Le choix de nos aliments : un enjeu de justice sociale

Nous avons enfin et surtout besoin que tout le monde puisse accéder à une alimentation choisie et de qualité, et pas seulement celle·eux qui ont les revenus suffisants pour accéder à ces produits. Ce n’est pas seulement l’évolution de nos modes de consommation vers la bio, vers les produits locaux ou sains, qui pourra faire évoluer le système de production. Ce n’est pas seulement l’effort des paysan·nes pour produire et distribuer autrement, en circuit court, des produits de qualité et utiles au plan nutritif qui suffira non plus.  Nous ne pouvons pas continuer avec un marché de l’alimentaire à trois vitesses : des produits de qualité pour celle·eux qui ont le plus de moyens ; des produits de moins bonne qualité mais peu chers pour ceux pour qui les fins de mois peuvent être difficiles ; les invendus pour les plus pauvres à travers l’aide alimentaire.

Ces quelques éléments n’épuisent pas l’ensemble du sujet³ mais éclairent les tensions qu’il nous faudra résoudre, en se mettant à chaque fois, du côté du modèle agricole dans sa dimension tant écologique qu’économique, comme du côté citoyen dans sa dimension démocratique et sociale.

Construire des choix collectifs : l’impératif démocratique pour nous relier.

Nous devons penser l’alimentation comme un bien commun et le droit à l’alimentation comme un droit qui doit plus que jamais être effectif.  Car pour décider ensemble de l’avenir de notre alimentation, il nous faut créer des espaces démocratiques ouverts de débat et de décision qui puissent s’emparer de ce sujet.
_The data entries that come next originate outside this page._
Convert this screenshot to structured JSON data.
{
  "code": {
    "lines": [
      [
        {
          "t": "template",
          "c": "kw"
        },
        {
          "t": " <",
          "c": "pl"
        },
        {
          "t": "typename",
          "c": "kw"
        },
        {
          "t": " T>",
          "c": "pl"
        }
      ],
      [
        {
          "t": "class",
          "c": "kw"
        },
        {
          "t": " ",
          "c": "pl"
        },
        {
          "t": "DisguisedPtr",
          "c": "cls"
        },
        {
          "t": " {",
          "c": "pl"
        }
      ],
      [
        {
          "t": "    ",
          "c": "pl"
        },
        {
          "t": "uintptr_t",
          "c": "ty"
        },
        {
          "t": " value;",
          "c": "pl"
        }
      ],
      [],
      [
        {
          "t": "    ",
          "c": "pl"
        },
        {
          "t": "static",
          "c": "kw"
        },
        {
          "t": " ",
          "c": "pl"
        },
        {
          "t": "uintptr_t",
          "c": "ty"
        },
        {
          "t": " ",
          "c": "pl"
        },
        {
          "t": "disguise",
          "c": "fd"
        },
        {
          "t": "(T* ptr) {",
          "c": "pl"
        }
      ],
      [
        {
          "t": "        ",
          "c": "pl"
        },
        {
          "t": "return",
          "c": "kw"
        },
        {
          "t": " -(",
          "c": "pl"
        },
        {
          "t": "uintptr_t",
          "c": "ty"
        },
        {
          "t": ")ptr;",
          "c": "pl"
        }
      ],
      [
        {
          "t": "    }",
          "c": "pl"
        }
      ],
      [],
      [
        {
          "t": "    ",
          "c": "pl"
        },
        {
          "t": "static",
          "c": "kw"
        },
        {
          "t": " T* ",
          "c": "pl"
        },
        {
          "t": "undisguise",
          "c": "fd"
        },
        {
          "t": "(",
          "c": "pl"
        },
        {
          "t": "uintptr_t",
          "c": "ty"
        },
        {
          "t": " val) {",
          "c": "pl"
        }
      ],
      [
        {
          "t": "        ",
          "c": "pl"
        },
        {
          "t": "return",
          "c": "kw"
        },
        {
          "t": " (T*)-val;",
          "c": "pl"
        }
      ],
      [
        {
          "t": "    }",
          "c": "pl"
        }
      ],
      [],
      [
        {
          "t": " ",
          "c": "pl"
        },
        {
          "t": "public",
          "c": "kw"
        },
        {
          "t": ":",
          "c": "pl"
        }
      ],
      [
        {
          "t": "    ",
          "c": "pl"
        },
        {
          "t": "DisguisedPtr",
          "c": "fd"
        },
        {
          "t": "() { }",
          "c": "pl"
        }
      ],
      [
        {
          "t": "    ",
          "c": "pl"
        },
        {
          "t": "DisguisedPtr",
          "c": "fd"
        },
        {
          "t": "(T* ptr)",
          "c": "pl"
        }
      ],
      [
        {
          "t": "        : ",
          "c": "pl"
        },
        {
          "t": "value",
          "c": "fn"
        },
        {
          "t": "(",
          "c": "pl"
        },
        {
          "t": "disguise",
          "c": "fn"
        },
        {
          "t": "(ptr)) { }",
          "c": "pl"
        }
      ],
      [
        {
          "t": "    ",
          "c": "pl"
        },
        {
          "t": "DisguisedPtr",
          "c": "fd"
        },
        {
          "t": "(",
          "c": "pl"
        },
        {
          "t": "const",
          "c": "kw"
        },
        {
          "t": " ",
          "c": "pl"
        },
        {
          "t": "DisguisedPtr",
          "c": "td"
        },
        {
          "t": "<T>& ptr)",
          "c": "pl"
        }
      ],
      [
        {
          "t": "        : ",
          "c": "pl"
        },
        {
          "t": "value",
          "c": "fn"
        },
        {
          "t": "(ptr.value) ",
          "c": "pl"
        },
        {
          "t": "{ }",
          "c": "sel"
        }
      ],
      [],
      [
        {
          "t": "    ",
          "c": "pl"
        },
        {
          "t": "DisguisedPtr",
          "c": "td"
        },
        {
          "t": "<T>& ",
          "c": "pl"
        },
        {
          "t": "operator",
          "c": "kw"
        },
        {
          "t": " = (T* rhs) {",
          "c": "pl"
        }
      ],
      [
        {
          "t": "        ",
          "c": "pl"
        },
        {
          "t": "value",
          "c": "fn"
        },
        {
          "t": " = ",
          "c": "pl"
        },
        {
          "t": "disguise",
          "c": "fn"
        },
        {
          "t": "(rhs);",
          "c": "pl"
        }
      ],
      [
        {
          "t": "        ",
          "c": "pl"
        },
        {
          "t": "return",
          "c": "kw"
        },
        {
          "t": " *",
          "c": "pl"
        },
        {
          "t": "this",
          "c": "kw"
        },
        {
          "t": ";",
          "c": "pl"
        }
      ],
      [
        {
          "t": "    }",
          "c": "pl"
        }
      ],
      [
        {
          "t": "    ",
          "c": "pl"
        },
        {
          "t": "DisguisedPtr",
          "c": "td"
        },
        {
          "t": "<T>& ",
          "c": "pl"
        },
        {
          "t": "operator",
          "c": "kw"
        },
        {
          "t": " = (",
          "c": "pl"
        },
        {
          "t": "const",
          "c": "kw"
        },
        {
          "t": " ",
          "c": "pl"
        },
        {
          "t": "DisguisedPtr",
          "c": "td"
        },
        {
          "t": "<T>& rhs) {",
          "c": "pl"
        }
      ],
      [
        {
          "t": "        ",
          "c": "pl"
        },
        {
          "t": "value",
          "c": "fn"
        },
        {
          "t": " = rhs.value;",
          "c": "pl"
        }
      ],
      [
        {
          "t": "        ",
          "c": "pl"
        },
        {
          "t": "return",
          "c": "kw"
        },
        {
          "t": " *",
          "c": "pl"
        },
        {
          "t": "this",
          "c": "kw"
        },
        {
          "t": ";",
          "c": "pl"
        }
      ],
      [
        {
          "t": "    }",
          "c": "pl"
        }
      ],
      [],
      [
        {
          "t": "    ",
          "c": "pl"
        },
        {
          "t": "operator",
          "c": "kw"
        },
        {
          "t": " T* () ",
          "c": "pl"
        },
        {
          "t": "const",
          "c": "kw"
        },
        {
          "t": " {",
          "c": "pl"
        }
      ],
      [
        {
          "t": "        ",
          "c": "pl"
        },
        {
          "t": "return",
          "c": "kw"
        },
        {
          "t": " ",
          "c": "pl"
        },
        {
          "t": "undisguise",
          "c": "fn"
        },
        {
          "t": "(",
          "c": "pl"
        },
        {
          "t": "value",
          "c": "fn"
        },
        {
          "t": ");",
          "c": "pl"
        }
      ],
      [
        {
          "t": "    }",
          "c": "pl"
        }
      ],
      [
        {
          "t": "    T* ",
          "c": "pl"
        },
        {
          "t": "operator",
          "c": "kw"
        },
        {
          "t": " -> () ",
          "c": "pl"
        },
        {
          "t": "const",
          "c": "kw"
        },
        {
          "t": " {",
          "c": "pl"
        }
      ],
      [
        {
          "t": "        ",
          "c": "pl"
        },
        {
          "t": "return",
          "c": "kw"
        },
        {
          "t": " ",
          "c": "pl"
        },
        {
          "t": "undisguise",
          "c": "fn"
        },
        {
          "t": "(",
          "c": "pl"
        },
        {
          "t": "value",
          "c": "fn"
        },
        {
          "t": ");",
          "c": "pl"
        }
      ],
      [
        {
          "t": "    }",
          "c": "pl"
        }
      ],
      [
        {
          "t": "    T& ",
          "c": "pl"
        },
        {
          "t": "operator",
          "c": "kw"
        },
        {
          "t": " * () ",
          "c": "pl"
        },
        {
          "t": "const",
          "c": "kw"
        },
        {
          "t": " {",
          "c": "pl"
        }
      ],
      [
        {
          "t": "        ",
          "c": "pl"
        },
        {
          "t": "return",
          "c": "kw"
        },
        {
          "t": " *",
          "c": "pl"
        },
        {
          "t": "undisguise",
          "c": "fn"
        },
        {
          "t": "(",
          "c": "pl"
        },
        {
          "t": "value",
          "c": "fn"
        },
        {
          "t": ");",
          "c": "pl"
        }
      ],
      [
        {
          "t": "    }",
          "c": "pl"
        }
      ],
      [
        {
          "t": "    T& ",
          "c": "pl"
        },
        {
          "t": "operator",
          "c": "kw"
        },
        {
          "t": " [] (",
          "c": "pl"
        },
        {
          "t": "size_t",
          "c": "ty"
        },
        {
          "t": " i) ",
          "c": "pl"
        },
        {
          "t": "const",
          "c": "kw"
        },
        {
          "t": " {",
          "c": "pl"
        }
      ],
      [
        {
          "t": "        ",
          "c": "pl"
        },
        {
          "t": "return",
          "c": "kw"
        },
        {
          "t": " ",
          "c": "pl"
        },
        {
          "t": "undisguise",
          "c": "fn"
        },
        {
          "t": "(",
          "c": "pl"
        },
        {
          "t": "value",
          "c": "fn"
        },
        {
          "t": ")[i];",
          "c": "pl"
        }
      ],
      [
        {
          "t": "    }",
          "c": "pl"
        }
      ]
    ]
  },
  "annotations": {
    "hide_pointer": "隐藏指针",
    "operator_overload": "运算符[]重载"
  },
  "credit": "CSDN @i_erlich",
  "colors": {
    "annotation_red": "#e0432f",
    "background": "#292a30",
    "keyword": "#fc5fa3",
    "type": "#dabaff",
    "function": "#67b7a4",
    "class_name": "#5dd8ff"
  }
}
On doit parler agriculture ailleurs que dans les chambres d’agriculture et de commerce, que dans les ministères ou les salons feutrés de Bruxelles. Une convention citoyenne de l’alimentation, suivi de décisions, pourrait permettre d’élargir les débats et d’écouter celle·eux que l’on n’entend pas assez aujourd’hui. A l’échelle locale, nous sommes partis prenantes des tentatives d’ouvrir les débats par la mise en place d’assemblées citoyennes, d’expérimentations inspirées de la sécurité sociale de l’alimentation et d’alternatives alimentaires qui associent producteurs et consommateurs dans des choix communs.

En France, nous devons nous relier, comprendre et débattre ensemble de ce sujet : jeunes en quête de s’installer comme paysan·ne, éleveur·ses pris dans la spirale de la dépendance aux aides européennes, bénéficiaire de l’aide alimentaire, parents payés au SMIC habitant les quartiers en relégation des grandes villes, habitant·es de la ruralité privés d’accès aux commerces alimentaires… Le débat doit avoir lieu : comment mieux nous nourrir ? comment préserver la dignité et le choix de chacun·e qu’il soit producteur·rice ou mangeur·se ? Cette révolution sera difficile et longue à mettre en place. Mais nous avons, à la condition d’accepter la conflictualité du jeu démocratique, non seulement un rôle à jouer mais aussi une responsabilité à assumer.

[1]Divergences et représentations dans les mondes agricoles : le mouvement des agriculteurs de 2024, Note Parlons Climat

[2]La Métro de Lyon, en 2019 a une autonomie alimentaire de 4,6%, avec un objectif de 15% à horizon 2030. L’île de France a 6% d’auto-suffisance alimentaire.